By the way there are some points that I want to make clear: first this article will be -as all the stuff about memory management- boring and long. You will not need Object Pooling all the time if you are not developing a game or you don't need to do heavy computations with a fluid ui. Besides, Object Pooling is a method which has gainings as much as disadvantages. Moreover I will not give the details of taking the CPU/RAM profile and examining the timeline because those requires their very own articles. However being familiar with these (Chrome Documentation) will help you to understand the rest of the article better.
Before diving into the code, knowing where the problem is coming from will be very helpful for us to solve the problem. When we examined the timeline we came across with an image like below. Of course there may be any other causes but this is the one in our scenario.
If you look closer to the graph above there is an obvious connection in decrease of the FPS count (green) and RAM usage (blue). Why that decreases in RAM usage causes decrease in FPS count? The first thing we should remember in problems related to RAM usage: Garbage Collector.
Garbage Collection (GC) is a form of automatic memory management. The garbage collector, or just collector, attempts to reclaim garbage, or memory occupied by objects that are no longer in use by the program. source
When we look into the details we see we are right. In the picture below you can see that when only one Garbage Collector comes, 126 mb memory is cleaned and it almost takes 1 sec. If we think that when Garbage Collector is working, all the other operations (animations, user interactions...) are paused; that's too much time.

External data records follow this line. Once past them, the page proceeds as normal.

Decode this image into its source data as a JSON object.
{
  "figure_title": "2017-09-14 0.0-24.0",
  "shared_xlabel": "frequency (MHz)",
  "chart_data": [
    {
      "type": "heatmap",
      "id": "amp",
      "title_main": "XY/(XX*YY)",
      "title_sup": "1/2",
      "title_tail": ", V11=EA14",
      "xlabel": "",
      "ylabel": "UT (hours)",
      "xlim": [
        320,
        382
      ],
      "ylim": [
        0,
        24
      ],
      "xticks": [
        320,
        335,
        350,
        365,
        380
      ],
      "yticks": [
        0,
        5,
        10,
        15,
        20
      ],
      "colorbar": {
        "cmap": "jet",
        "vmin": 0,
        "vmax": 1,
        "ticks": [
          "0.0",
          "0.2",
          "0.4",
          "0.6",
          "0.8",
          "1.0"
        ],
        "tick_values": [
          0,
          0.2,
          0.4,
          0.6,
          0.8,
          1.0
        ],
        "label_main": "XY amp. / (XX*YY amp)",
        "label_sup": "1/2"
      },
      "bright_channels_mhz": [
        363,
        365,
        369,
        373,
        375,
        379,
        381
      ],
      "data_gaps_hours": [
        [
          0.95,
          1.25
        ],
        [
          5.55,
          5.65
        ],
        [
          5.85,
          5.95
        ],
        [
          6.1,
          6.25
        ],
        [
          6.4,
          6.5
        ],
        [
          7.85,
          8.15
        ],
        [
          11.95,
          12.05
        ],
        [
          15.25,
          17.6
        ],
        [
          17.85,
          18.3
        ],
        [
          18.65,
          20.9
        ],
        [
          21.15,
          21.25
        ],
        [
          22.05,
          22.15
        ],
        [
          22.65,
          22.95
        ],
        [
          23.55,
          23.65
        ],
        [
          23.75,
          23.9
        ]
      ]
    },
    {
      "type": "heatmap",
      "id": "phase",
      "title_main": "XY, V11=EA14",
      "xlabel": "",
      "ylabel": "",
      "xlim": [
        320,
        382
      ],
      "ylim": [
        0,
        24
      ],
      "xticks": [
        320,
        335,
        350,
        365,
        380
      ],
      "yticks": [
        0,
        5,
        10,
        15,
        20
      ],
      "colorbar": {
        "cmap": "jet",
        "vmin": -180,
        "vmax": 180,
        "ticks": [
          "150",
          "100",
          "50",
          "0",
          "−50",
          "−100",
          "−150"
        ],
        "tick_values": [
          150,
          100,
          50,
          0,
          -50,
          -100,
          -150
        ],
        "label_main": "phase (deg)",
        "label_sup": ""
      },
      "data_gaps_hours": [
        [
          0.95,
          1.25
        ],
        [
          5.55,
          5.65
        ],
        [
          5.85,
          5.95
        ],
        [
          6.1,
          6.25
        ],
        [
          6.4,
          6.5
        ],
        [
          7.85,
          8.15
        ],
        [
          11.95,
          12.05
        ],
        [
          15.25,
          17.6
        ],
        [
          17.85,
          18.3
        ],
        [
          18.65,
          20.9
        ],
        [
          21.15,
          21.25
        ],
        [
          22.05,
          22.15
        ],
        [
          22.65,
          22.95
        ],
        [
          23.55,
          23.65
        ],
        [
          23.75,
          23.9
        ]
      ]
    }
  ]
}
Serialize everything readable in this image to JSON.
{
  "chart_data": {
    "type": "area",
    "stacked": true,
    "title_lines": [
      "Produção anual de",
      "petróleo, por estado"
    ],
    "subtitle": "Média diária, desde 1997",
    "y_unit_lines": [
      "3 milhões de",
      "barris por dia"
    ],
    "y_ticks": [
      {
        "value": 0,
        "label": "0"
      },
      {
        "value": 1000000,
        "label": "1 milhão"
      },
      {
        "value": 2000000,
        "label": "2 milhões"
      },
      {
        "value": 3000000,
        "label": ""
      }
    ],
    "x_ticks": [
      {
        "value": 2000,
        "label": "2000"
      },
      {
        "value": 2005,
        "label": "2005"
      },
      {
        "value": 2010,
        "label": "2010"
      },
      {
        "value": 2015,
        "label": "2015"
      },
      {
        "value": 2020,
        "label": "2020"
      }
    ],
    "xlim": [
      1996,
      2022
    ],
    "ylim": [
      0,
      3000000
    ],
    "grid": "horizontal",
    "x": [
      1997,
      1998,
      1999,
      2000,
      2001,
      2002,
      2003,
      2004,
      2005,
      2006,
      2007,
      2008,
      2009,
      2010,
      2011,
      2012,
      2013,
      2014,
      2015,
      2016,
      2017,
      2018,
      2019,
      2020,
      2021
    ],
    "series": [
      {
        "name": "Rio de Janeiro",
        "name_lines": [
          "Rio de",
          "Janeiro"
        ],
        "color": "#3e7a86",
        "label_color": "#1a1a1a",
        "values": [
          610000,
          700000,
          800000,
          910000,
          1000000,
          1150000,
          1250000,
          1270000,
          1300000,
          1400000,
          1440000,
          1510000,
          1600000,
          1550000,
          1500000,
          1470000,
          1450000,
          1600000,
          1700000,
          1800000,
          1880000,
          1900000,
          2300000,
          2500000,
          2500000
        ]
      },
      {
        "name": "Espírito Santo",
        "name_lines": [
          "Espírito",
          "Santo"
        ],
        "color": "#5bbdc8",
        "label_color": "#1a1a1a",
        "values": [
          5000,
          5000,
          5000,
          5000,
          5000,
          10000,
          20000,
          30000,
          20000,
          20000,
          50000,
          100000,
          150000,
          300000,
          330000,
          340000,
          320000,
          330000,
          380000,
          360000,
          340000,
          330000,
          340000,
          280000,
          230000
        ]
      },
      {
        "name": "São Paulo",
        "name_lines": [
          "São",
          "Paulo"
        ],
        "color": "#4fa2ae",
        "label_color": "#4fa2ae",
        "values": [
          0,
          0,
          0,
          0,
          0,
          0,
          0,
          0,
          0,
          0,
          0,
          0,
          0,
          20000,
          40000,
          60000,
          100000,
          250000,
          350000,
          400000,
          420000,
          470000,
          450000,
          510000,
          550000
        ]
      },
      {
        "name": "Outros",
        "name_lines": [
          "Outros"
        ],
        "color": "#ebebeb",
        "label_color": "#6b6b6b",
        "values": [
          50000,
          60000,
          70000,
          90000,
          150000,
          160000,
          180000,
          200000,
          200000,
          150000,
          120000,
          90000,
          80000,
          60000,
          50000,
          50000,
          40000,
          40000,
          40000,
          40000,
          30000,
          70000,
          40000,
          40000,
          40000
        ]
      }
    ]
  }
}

That means: we are producing lots of garbage and we need some sort of recycling. In RAM usage the pattern (regular increases and sudden decreases) you see above generaly are not the good news. Relatively, the straight line means that we are using the RAM efficiently.
Let's think that we are developing a particle system showing 50 particles at the same time and every particle is an instance of the Particle Class. When a particle gets invisible (when it gets off the screen) we remove its reference since we don't need this object anymore. Also since an another particle will appear, we need to instantiate a new instance. There are 2 basic problems in here. Firstly, since the instance we removed its reference will not be used anymore, when Garbage Collector comes it will waste the time to clean this area. And the second problem is; we will bump into the instantation overhead of the new Particle instance.
Now that we identified the problem, we can solve it. Object Pooling is a method which you create as many objects as you will need at a given time portion and keep them in a pool then use the objects from there when needed.
From now on, I think it will be more effective to go on with some code examples. This example demoes the problem we mentioned at the first section:
See the Pen pgYXPo by Burak Can (neoberg) on CodePen.
If you look closely we instantiate every Particle instance when we need. For demo purposes, we push every Particle instance we instantiated to an array named
particles. After a while we remove their references by cleaning the array to let Garbage Collector to collect them.
The following code demonstrates the most basic Object Pooled version of the first example:
See the Pen yewdKe by Burak Can (neoberg) on CodePen.
I will not dive deep into the details of the code. As you can see already, it is implemented at its simplest. Also you can observe the performance difference clearly.
When we talk about the basic idea we can say that firstly we have a warming process. This is basically the operation that we fill the pool for the first time. We create the objects that we will need and we push them into the pool. Instead of creating new instances everytime, we use these ones when we need by taking them from the pool with PooledClass.getInstance().
When we finish with these objects we push them back to the pool using PooledClass.release(instance). This method turns the object into its initial state and puts back to the pool.
In this way by creating less garbage that Garbage Collector needs to collect; we gain a great performance improvement. Also we get rid of the instantiation overhead. You can see the graph of Pooling applied example below:
As we can see FPS count is consistently about 60FPS. In other words we got rid of the freezes and slowness that we mentioned before!
If you have read until here without getting bored, thanks for reading. I hope I made you spend a useful time :)